Some people may know this place as The Garden. It’s a 6000 square foot greenhouse where Jane Squier has been growing food commercially since 1994. Although she’s best known for her living lettuce and succulent basil leaves, half of the greenhouse is now dedicated to growing fruits such as lemons, oranges, grapefruits, and avocados.
Jane put a freshly picked kumquat in my hand: “It’s like eating sunshine.” And it was! The rind was sweet, and the flesh burst with a lively tang. She grows three varieties of kumquat. Along with lemons and limes, she can eat these fresh year round.
Jane picked a kaffir lime and encouraged me to rub its gnarled rind. Within seconds, an aromatic oil had spread across my palm. She sells the plant’s leaves, an essential herb in Thai cuisine, at Country Grocer. Other tasty surprises include fruiting passion flower, pineapple guava, a few varieties of Mandarin oranges, loquat, pawpaw, lemongrass, jujube, cardamom, ginger, and turmeric.
Currently, these aren’t money-making crops for Jane. They’re part of an overall experiment that includes using sustainable energy and closing nutrient cycles. Her biggest interest is looking at the inputs and outputs to make the systems more efficient. Very few inputs are required to keep her entire operation going.

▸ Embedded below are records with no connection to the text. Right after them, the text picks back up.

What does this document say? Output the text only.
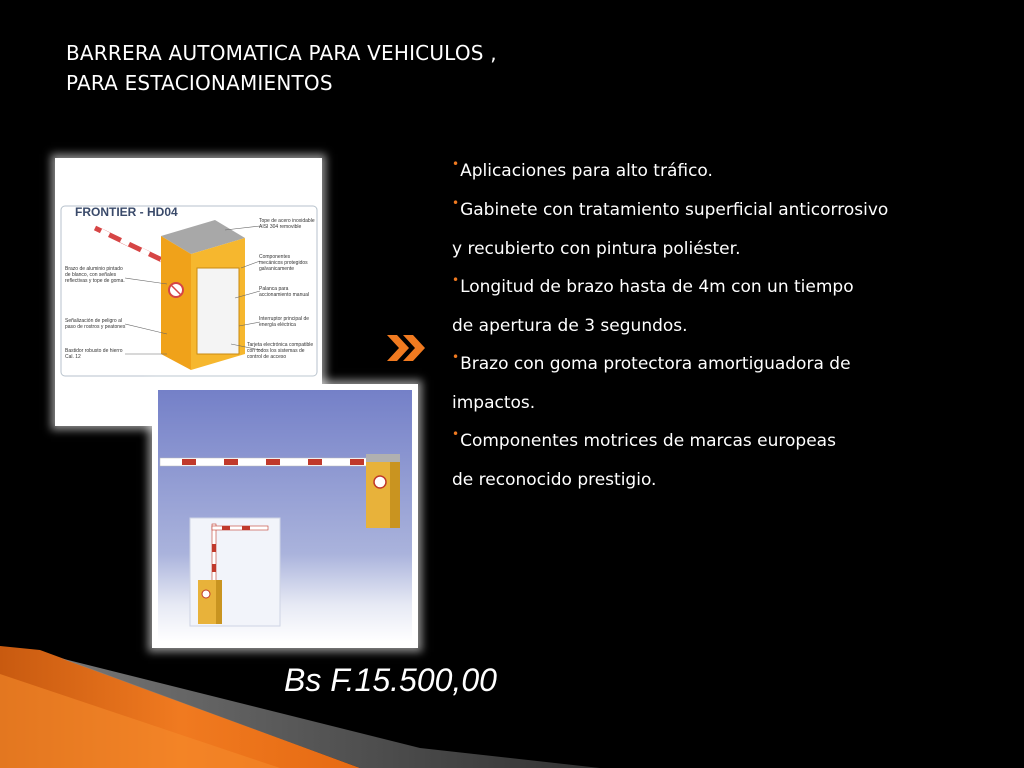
BARRERA AUTOMATICA PARA VEHICULOS ,
PARA ESTACIONAMIENTOS
FRONTIER - HD04
Tope de acero inoxidable AISI 304 removible
Componentes mecánicos protegidos galvanicamente
Palanca para accionamiento manual
Interruptor principal de energía eléctrica
Tarjeta electrónica compatible con todos los sistemas de control de acceso
Brazo de aluminio pintado de blanco, con señales reflectivas y tope de goma.
Señalización de peligro al paso de rostros y peatones
Bastidor robusto de hierro Cal. 12
•Aplicaciones para alto tráfico.
•Gabinete con tratamiento superficial anticorrosivo
y recubierto con pintura poliéster.
•Longitud de brazo hasta de 4m con un tiempo
de apertura de 3 segundos.
•Brazo con goma protectora amortiguadora de
impactos.
•Componentes motrices de marcas europeas
de reconocido prestigio.
Bs F.15.500,00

For 7 months of the year, Jane focuses on the basil and butter lettuce, more than on the tropical plants, as they are how she makes her living. In the 22 years that she’s been selling to Country Grocer, she has been able to keep up with its demand, with an occasional shortfall. She says, “They’re fabulous to work with. They’re reasonable, and they know what they’re doing.”

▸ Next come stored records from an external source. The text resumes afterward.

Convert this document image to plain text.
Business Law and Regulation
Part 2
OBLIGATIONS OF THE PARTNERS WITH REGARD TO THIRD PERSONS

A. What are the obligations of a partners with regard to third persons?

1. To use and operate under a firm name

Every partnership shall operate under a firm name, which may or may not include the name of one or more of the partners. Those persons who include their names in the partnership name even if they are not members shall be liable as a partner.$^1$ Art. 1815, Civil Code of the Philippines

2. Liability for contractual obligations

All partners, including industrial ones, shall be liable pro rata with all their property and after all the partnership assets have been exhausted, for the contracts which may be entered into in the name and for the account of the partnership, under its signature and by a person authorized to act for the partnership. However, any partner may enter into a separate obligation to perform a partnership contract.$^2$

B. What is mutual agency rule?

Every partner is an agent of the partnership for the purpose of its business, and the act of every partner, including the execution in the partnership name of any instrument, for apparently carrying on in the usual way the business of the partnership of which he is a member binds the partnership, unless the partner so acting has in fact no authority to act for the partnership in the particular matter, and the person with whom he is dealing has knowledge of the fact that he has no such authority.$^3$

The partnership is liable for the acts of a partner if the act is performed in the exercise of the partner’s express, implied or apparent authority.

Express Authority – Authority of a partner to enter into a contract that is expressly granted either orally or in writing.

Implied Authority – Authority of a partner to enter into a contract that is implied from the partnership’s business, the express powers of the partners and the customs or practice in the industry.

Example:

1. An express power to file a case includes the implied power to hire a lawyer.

Although Country Grocer has always worked with local farmers, in the last 4 years, it has increased its commitment. Rob Holmes, the produce manager at Country Grocer, says, “Locals care about what they’re growing, which makes for a better product. For the price difference, it always makes sense to step up for local produce.”

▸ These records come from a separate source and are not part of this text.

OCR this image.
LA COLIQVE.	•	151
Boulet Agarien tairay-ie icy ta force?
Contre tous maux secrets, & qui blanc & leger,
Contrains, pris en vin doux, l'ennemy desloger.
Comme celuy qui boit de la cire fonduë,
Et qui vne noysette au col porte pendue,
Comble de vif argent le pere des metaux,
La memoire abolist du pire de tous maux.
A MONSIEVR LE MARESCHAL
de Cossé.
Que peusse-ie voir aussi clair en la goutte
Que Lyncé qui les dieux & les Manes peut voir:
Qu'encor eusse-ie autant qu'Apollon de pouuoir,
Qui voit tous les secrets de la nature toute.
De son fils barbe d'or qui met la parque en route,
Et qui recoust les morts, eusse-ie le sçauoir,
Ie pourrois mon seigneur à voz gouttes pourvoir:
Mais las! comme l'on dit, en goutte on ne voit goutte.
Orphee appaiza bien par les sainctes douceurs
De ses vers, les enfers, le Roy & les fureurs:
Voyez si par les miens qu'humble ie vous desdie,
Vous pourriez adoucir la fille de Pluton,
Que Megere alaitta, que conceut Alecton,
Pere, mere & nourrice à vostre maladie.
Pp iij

He also said that in the first week in November, local farmers brought him garlic, leeks, kale, carrots, and even tomatoes, and Soya Nova brought in tofu. Knoth Farm, which is certified organic, has been supplying the store with the only organic leeks it has carried for the last 4 months. Country Grocer also sells 100 pounds of the farm’s potatoes weekly. Salt Spring Sprouts sells a wide variety of sprouts in the store. And another main supplier is Bon Acres Farm; Rob raves about its sweet carrots.
Country Grocer buys from several other island farmers and sometimes from Vancouver Island farms. For example, the long English cucumbers come from near Fuller Lake.
When you’re in Country Grocer, look for the “Extremely Local Produce” signs: bright green for veggies; red for fruit. And look up! Photos of the people growing your food hang over the produce section.